Management and the Company’s board of directors will continue to compare the Company's historical consolidated results of operations (revenue, gross margin, research and development expenses, selling, general and administrative expenses, operating loss, net loss and net loss per share), excluding share-based compensation and charges for amortization of intangibles,  restructuring, acquisition-related transaction costs and acquisition-related contingent consideration described above, to assess the business and compare operating results to the Company's performance objectives. For example, the Company's budgeting and planning process utilizes these non-GAAP financial measures, along with other types of financial information. Also, historically, profit-dependent cash incentive pay to eligible employees, including senior management, has been calculated with reference to operating results excluding all share-based compensation.

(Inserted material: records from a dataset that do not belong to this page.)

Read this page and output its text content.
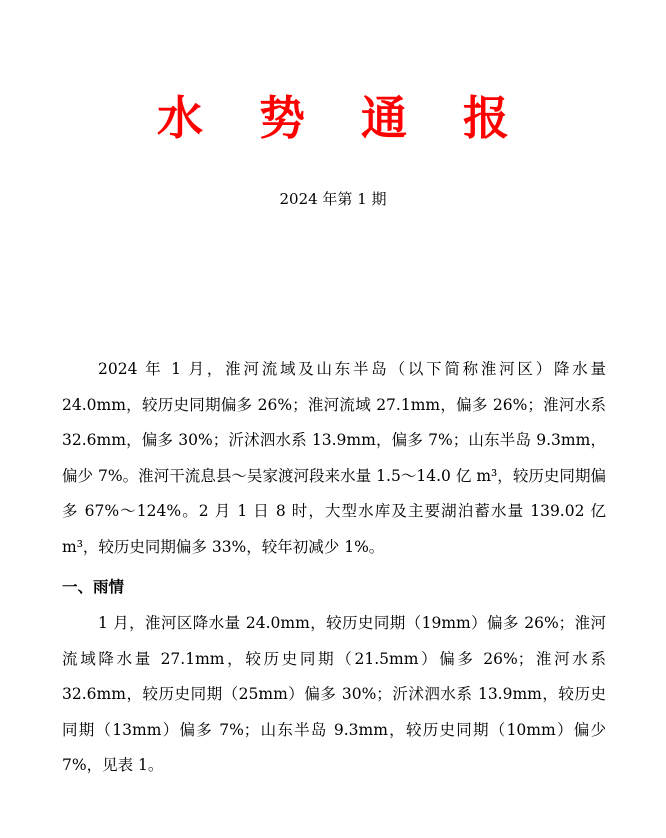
水 势 通 报
2024 年第 1 期

2024 年 1 月，淮河流域及山东半岛（以下简称淮河区）降水量 24.0mm，较历史同期偏多 26%；淮河流域 27.1mm，偏多 26%；淮河水系 32.6mm，偏多 30%；沂沭泗水系 13.9mm，偏多 7%；山东半岛 9.3mm，偏少 7%。淮河干流息县～吴家渡河段来水量 1.5～14.0 亿 m³，较历史同期偏多 67%～124%。2 月 1 日 8 时，大型水库及主要湖泊蓄水量 139.02 亿 m³，较历史同期偏多 33%，较年初减少 1%。

一、雨情

1 月，淮河区降水量 24.0mm，较历史同期（19mm）偏多 26%；淮河流域降水量 27.1mm，较历史同期（21.5mm）偏多 26%；淮河水系 32.6mm，较历史同期（25mm）偏多 30%；沂沭泗水系 13.9mm，较历史同期（13mm）偏多 7%；山东半岛 9.3mm，较历史同期（10mm）偏少 7%，见表 1。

The Company discloses these non-GAAP financial measures to the public as an additional means by which investors can assess the Company's performance and to identify the Company's operating results for investors on the same basis applied by management. The non-GAAP financial measures disclosed by the Company should not be considered a substitute for, or superior to, financial measures calculated in accordance with GAAP, and the financial results calculated in accordance with GAAP and reconciliations to those financial statements should be carefully evaluated. The non-GAAP financial measures used by the Company may be calculated differently from, and therefore may not be comparable to, similarly titled measures used by other companies. The Company has provided reconciliations of the non-GAAP financial measures to the most directly comparable GAAP financial measures in the press release furnished as Exhibit 99.1.

Moreover, although these non-GAAP financial measures adjust expense, they should not be viewed as a pro forma presentation reflecting the elimination of the underlying share-based compensation programs, which are an important element of the Company's compensation structure. GAAP requires that all forms of share-based payments should be valued and included, as appropriate, in results of operations. Management believes these expenses are a material part of the Company's operating results.

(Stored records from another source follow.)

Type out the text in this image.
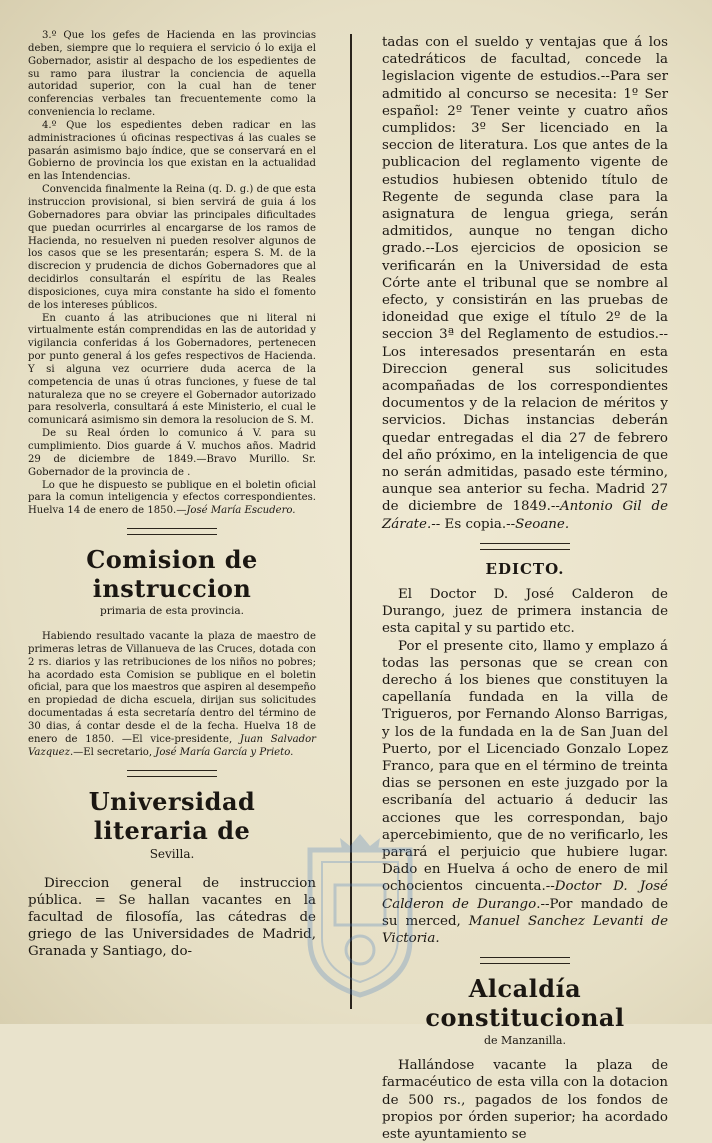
3.º Que los gefes de Hacienda en las provincias deben, siempre que lo requiera el servicio ó lo exija el Gobernador, asistir al despacho de los espedientes de su ramo para ilustrar la conciencia de aquella autoridad superior, con la cual han de tener conferencias verbales tan frecuentemente como la conveniencia lo reclame.

4.º Que los espedientes deben radicar en las administraciones ú oficinas respectivas á las cuales se pasarán asimismo bajo índice, que se conservará en el Gobierno de provincia los que existan en la actualidad en las Intendencias.

Convencida finalmente la Reina (q. D. g.) de que esta instruccion provisional, si bien servirá de guia á los Gobernadores para obviar las principales dificultades que puedan ocurrirles al encargarse de los ramos de Hacienda, no resuelven ni pueden resolver algunos de los casos que se les presentarán; espera S. M. de la discrecion y prudencia de dichos Gobernadores que al decidirlos consultarán el espíritu de las Reales disposiciones, cuya mira constante ha sido el fomento de los intereses públicos.

En cuanto á las atribuciones que ni literal ni virtualmente están comprendidas en las de autoridad y vigilancia conferidas á los Gobernadores, pertenecen por punto general á los gefes respectivos de Hacienda. Y si alguna vez ocurriere duda acerca de la competencia de unas ú otras funciones, y fuese de tal naturaleza que no se creyere el Gobernador autorizado para resolverla, consultará á este Ministerio, el cual le comunicará asimismo sin demora la resolucion de S. M.

De su Real órden lo comunico á V. para su cumplimiento. Dios guarde á V. muchos años. Madrid 29 de diciembre de 1849.—Bravo Murillo. Sr. Gobernador de la provincia de .

Lo que he dispuesto se publique en el boletin oficial para la comun inteligencia y efectos correspondientes. Huelva 14 de enero de 1850.—José María Escudero.

Comision de instruccion
primaria de esta provincia.

Habiendo resultado vacante la plaza de maestro de primeras letras de Villanueva de las Cruces, dotada con 2 rs. diarios y las retribuciones de los niños no pobres; ha acordado esta Comision se publique en el boletin oficial, para que los maestros que aspiren al desempeño en propiedad de dicha escuela, dirijan sus solicitudes documentadas á esta secretaría dentro del término de 30 dias, á contar desde el de la fecha. Huelva 18 de enero de 1850. —El vice-presidente, Juan Salvador Vazquez.—El secretario, José María García y Prieto.

Universidad literaria de
Sevilla.

Direccion general de instruccion pública. = Se hallan vacantes en la facultad de filosofía, las cátedras de griego de las Universidades de Madrid, Granada y Santiago, do-

tadas con el sueldo y ventajas que á los catedráticos de facultad, concede la legislacion vigente de estudios.--Para ser admitido al concurso se necesita: 1º Ser español: 2º Tener veinte y cuatro años cumplidos: 3º Ser licenciado en la seccion de literatura. Los que antes de la publicacion del reglamento vigente de estudios hubiesen obtenido título de Regente de segunda clase para la asignatura de lengua griega, serán admitidos, aunque no tengan dicho grado.--Los ejercicios de oposicion se verificarán en la Universidad de esta Córte ante el tribunal que se nombre al efecto, y consistirán en las pruebas de idoneidad que exige el título 2º de la seccion 3ª del Reglamento de estudios.--Los interesados presentarán en esta Direccion general sus solicitudes acompañadas de los correspondientes documentos y de la relacion de méritos y servicios. Dichas instancias deberán quedar entregadas el dia 27 de febrero del año próximo, en la inteligencia de que no serán admitidas, pasado este término, aunque sea anterior su fecha. Madrid 27 de diciembre de 1849.--Antonio Gil de Zárate.-- Es copia.--Seoane.

EDICTO.

El Doctor D. José Calderon de Durango, juez de primera instancia de esta capital y su partido etc.

Por el presente cito, llamo y emplazo á todas las personas que se crean con derecho á los bienes que constituyen la capellanía fundada en la villa de Trigueros, por Fernando Alonso Barrigas, y los de la fundada en la de San Juan del Puerto, por el Licenciado Gonzalo Lopez Franco, para que en el término de treinta dias se personen en este juzgado por la escribanía del actuario á deducir las acciones que les correspondan, bajo apercebimiento, que de no verificarlo, les parará el perjuicio que hubiere lugar. Dado en Huelva á ocho de enero de mil ochocientos cincuenta.--Doctor D. José Calderon de Durango.--Por mandado de su merced, Manuel Sanchez Levanti de Victoria.

Alcaldía constitucional
de Manzanilla.

Hallándose vacante la plaza de farmacéutico de esta villa con la dotacion de 500 rs., pagados de los fondos de propios por órden superior; ha acordado este ayuntamiento se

The information contained in this report and the exhibit attached hereto is furnished solely pursuant to Item 2.02 of Form 8-K and shall not be deemed "filed" for purposes of Section 18 of the Securities Exchange Act of 1934, as amended, or otherwise subject to the liabilities of that section. The information contained herein and the exhibit attached hereto shall not be incorporated by reference into any filing with the Securities and Exchange Commission made by MoSys, Inc., whether made before or after the date hereof, except as shall be expressly set forth by specific reference in such filing.

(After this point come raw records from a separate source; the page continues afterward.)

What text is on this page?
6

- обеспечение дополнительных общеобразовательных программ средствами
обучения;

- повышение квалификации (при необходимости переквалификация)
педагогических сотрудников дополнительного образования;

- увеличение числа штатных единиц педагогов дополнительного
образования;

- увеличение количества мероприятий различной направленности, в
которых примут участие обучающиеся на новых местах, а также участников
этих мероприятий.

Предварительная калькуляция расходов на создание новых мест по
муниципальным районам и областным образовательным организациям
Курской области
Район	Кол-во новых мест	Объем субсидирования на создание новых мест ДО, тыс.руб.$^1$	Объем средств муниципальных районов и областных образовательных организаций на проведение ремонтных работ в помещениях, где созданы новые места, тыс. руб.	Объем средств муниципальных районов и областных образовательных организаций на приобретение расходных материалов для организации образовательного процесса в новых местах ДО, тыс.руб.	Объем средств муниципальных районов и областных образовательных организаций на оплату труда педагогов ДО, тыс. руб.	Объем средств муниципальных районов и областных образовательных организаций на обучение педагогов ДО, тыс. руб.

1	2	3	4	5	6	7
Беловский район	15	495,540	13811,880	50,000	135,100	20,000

Item 9.01 Financial Statements and Exhibits.

(c) Exhibits.

Exhibit No.

Description

 
99.1 Press Release by MoSys, Inc. dated July 28, 2009.

SIGNATURES

Pursuant to the requirements of the Securities Exchange Act of 1934, the Registrant has duly caused this report to be signed on its behalf by the undersigned hereunto duly authorized.

MOSYS, INC.

 

 

 

Date: July 28, 2009 By:

/s/ James W. Sullivan

James W. Sullivan

Vice President of Finance and Chief Financial

Officer


EXHIBIT INDEX

Exhibit No.

Description

 
99.1

Press Release by MoSys, Inc. dated July 28, 2009.